Vom Eingang aus bewegt sich der Besucher auf den verschiedenen Plateaus nach oben und folgt somit indirekt der außenliegenden Grasrampe. Unter letzterer organisierten die Architekten die Toilettenanlagen. Vom höchsten Plateau aus können die Besucher durch den Nebeneingang direkt zur Bushaltestelle gelangen.

Die Zwischenwände, die Platzierung der Dachstützen und die Ränder der Plateaus im Inneren des Besucherzentrums sind nach den zwei Hauptachsen ausgerichtet. So liegen auch die Dachflächenfenster auf einer Linie mit den Parkplätzen. Daraus erklären sich die zur Fassade schräg verlaufenden Treppen im Inneren.

Róisín Heneghan betont, dass es sich bei dem rund 18 000 m2 großen Besucherzentrum um ein sehr einfaches geometrisches Volumen handle, das vor allem durch den Lichteinfall dramaturgisch bestimmt werde. “Es war für uns sehr wichtig, dass der Besucher auch im Gebäudeinneren die sich verändernden Licht- und Wetterverhältnisse sehen und nachvollziehen kann.
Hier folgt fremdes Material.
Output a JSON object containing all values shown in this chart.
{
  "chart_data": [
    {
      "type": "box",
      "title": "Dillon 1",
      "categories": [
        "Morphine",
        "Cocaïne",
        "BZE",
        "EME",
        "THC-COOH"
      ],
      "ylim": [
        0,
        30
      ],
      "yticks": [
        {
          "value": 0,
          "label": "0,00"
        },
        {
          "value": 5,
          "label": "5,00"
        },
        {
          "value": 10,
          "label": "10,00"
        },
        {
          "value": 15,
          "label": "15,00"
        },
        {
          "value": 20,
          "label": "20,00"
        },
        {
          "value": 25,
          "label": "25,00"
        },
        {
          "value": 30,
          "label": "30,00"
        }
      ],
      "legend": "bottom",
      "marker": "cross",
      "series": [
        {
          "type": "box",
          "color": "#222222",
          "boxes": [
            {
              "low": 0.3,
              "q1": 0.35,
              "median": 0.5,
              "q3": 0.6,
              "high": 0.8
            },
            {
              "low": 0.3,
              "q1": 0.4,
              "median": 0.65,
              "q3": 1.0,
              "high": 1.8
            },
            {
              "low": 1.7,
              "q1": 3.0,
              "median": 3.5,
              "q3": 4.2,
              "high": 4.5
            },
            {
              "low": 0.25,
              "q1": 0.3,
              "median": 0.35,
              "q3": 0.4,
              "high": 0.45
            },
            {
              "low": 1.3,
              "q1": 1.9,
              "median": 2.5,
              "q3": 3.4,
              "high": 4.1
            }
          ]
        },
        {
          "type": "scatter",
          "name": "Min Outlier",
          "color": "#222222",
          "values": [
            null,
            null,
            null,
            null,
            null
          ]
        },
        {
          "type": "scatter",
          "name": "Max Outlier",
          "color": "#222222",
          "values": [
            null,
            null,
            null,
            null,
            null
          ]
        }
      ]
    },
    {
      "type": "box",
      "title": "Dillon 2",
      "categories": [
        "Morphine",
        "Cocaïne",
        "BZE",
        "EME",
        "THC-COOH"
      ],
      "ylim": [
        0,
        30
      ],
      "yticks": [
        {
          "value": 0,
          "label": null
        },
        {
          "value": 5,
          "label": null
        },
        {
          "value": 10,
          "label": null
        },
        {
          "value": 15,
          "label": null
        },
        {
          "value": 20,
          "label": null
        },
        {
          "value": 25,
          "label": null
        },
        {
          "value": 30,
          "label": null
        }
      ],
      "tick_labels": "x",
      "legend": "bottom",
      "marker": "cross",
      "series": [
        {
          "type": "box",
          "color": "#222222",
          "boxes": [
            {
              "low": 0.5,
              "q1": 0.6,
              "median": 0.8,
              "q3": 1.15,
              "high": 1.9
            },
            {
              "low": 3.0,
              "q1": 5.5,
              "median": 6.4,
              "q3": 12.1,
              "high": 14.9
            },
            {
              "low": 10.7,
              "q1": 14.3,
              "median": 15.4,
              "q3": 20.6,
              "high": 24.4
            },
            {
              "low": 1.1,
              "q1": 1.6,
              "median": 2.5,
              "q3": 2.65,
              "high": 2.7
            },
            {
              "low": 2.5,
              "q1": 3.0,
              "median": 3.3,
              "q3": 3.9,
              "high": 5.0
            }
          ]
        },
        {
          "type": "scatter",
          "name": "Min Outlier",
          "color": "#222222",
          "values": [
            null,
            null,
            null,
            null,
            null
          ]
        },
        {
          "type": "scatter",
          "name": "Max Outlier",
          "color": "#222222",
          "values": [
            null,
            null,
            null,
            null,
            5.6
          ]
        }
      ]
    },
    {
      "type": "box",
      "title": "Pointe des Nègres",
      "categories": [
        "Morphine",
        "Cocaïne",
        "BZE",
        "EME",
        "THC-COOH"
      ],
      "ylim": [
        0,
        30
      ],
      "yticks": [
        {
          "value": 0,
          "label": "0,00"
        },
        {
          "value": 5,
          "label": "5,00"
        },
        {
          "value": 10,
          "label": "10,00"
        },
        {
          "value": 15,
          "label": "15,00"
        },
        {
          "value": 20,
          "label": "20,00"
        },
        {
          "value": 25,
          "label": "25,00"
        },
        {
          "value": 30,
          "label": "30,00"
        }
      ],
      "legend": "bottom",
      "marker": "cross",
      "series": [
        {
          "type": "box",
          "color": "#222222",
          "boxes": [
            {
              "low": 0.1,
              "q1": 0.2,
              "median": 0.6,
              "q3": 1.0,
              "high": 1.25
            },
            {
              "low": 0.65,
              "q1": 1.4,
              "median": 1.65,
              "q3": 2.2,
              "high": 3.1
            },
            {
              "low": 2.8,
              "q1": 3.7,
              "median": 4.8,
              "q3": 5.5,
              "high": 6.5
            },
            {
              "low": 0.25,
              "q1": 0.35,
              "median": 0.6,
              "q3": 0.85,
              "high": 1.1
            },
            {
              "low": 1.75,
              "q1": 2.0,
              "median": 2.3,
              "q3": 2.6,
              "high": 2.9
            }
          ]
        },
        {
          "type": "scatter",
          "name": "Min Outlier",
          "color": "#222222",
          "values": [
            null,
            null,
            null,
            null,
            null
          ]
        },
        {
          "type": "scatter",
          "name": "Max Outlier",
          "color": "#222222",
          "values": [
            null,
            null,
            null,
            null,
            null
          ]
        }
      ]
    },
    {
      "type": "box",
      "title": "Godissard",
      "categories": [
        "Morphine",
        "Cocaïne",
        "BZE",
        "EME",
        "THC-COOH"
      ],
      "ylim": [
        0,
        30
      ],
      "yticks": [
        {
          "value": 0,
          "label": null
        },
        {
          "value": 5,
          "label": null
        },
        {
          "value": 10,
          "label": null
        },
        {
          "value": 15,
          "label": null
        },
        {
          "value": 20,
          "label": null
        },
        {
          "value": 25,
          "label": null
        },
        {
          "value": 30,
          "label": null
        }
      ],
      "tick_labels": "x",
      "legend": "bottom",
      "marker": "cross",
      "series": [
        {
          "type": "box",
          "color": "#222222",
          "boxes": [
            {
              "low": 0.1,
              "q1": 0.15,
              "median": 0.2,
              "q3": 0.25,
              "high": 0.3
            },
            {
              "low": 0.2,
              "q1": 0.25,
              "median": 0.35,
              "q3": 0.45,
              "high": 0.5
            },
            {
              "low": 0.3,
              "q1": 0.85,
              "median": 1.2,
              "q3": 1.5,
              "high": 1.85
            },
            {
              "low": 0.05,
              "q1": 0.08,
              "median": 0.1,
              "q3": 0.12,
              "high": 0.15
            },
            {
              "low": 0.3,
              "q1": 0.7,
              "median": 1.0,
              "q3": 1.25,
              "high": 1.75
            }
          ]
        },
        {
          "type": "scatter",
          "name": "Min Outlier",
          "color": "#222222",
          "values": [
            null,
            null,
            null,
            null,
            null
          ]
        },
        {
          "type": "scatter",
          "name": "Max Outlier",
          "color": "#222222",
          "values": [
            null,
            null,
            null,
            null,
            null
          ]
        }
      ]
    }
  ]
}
Deshalb haben wir so viele Fensterflächen vorgesehen”, sagt Róisín Heneghan.

Programmatisch sind im Gebäude neben den Ausstellungsflächen noch ein Shop, ein Café, die Toiletten und diverse Neben- und Lagerräume untergebracht.

Konstruktion

Die Tragkonstruktion des Bauwerks beschränkt sich im wesentlichen auf die schmalen, langen Stahlbetonstützen und die Betonplatten der Dachkonstruktion, die die Lasten des Grasdaches tragen.

Die Deckenschalung musste lange beibehalten werden, um dem Beton die notwendige Festigkeit zu verleihen. Nach dem Entfernen der Schalung war der Beton zuerst dunkelblau und erlangte erst im Laufe der Zeit die vorgesehene, weiße Farbe.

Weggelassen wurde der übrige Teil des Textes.